Alex was still beaming like he had a coat hanger in his mouth. “It brings back such happy memories. When the films came out, I got all my college pals together, and we sat in the front row of the cinema and shouted ‘House’ every time the old alma mater popped up on screen.”
This was one of those gatekeepery anecdotes that you needed an English/Posh Git dictionary to make any sense of. Why was Alex’s house in a Harry Potter movie?
“Oh”—Oliver, of course, had read the English/Posh Git dictionary at the age of four and now had his tell-me-more face on, which I really preferred him to be directing at me—“so you’re a Christ Church man?”
That made more sense. Although if there was anyone I’d have believed went to Hogwarts, it was Alex.
“For my sins.
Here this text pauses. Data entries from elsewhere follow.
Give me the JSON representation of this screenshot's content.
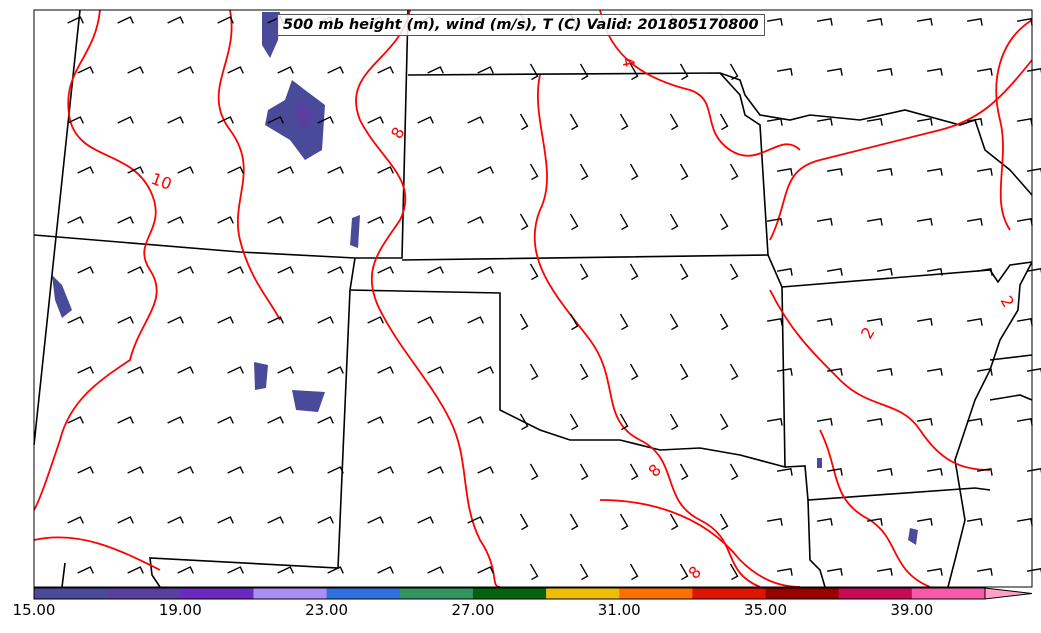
{
  "title": "500 mb height (m), wind (m/s), T (C) Valid: 201805170800",
  "contour_labels": [
    "10",
    "8",
    "4",
    "2",
    "2",
    "8",
    "8"
  ],
  "colorbar": {
    "min": 15,
    "max": 41,
    "step": 2,
    "tick_labels": [
      "15.00",
      "19.00",
      "23.00",
      "27.00",
      "31.00",
      "35.00",
      "39.00"
    ],
    "tick_values": [
      15,
      19,
      23,
      27,
      31,
      35,
      39
    ],
    "colors": [
      "#4a4a9a",
      "#5a3fa0",
      "#6a2abf",
      "#a98ff5",
      "#3070e0",
      "#30955f",
      "#036410",
      "#f0be00",
      "#ff6f00",
      "#e01500",
      "#990000",
      "#c80a55",
      "#f75aa8"
    ],
    "extend_color": "#ffa0c8"
  },
  "contour_color": "#ff0000"
}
Same as Pater. And Mater, for that matter. Bit of a family tradish, actually. Great-great-great-great-great-great-great-great-great-great…” Alex started ticking them off on his fingers “…great-great-great-great-great-great-great-great grandpapa used to go on the lash with Cardinal Woolsey. I mean, until he got exiled. No fun after that.”
Oliver was still attending courteously. Polite bastard. “No, I can’t imagine he would be.”
“So what about you? You didn’t go to the other place, did you? Could explain rather a lot.”
Miffy elbowed him.
“I mean,” Alex added hastily, “the vegetarianism. Not the homosexuality.”
“Oriel.”
And they were back to their private code. I’d just about worked out that House was an Oxford thing. So where was the other place? Was it hell? If so, Hi, weather’s lovely down here. And as far as I knew, Oriel was either a songbird or a biscuit. What was even happening right now?
This, right here, was why somebody like Oliver would never date somebody like me in real life.
Alex nodded approvingly. “Good show. Knew lots of splendid chaps from Oriel. Mostly rugger fellows, you know. Did you go in for that?”
“No,” said Oliver. “I was very committed to my studies. I’m afraid I was rather boring at college.”
“You’re rather boring now,” I muttered, perhaps a teensy bit louder than I meant to.
Which made Oliver look at me, finally. But not in the way I wanted.
“Luc,” cried Miffy. “I thought Oliver was supposed to be your boyfriend. That’s a beastly way to talk about him.”
Now Alex was glaring at me as well. “Well said, old thing. Can’t go around badmouthing the ladies like that. I mean, gentlemen. I mean, your gentleman.”
“If I were you”—Miffy patted Oliver on the hand—“I’d kick him to the kerb, girlfriend. Boyfriend. Oh I say, that doesn’t work.”
“I’m inclined to agree, Miffles.” Alex wagged his fork sternly. “I would never have suggested Luc get a boyfriend if I knew he was going to rag on the fellow. You should probably leave him and go out with me instead. Hashtag Ollivander.”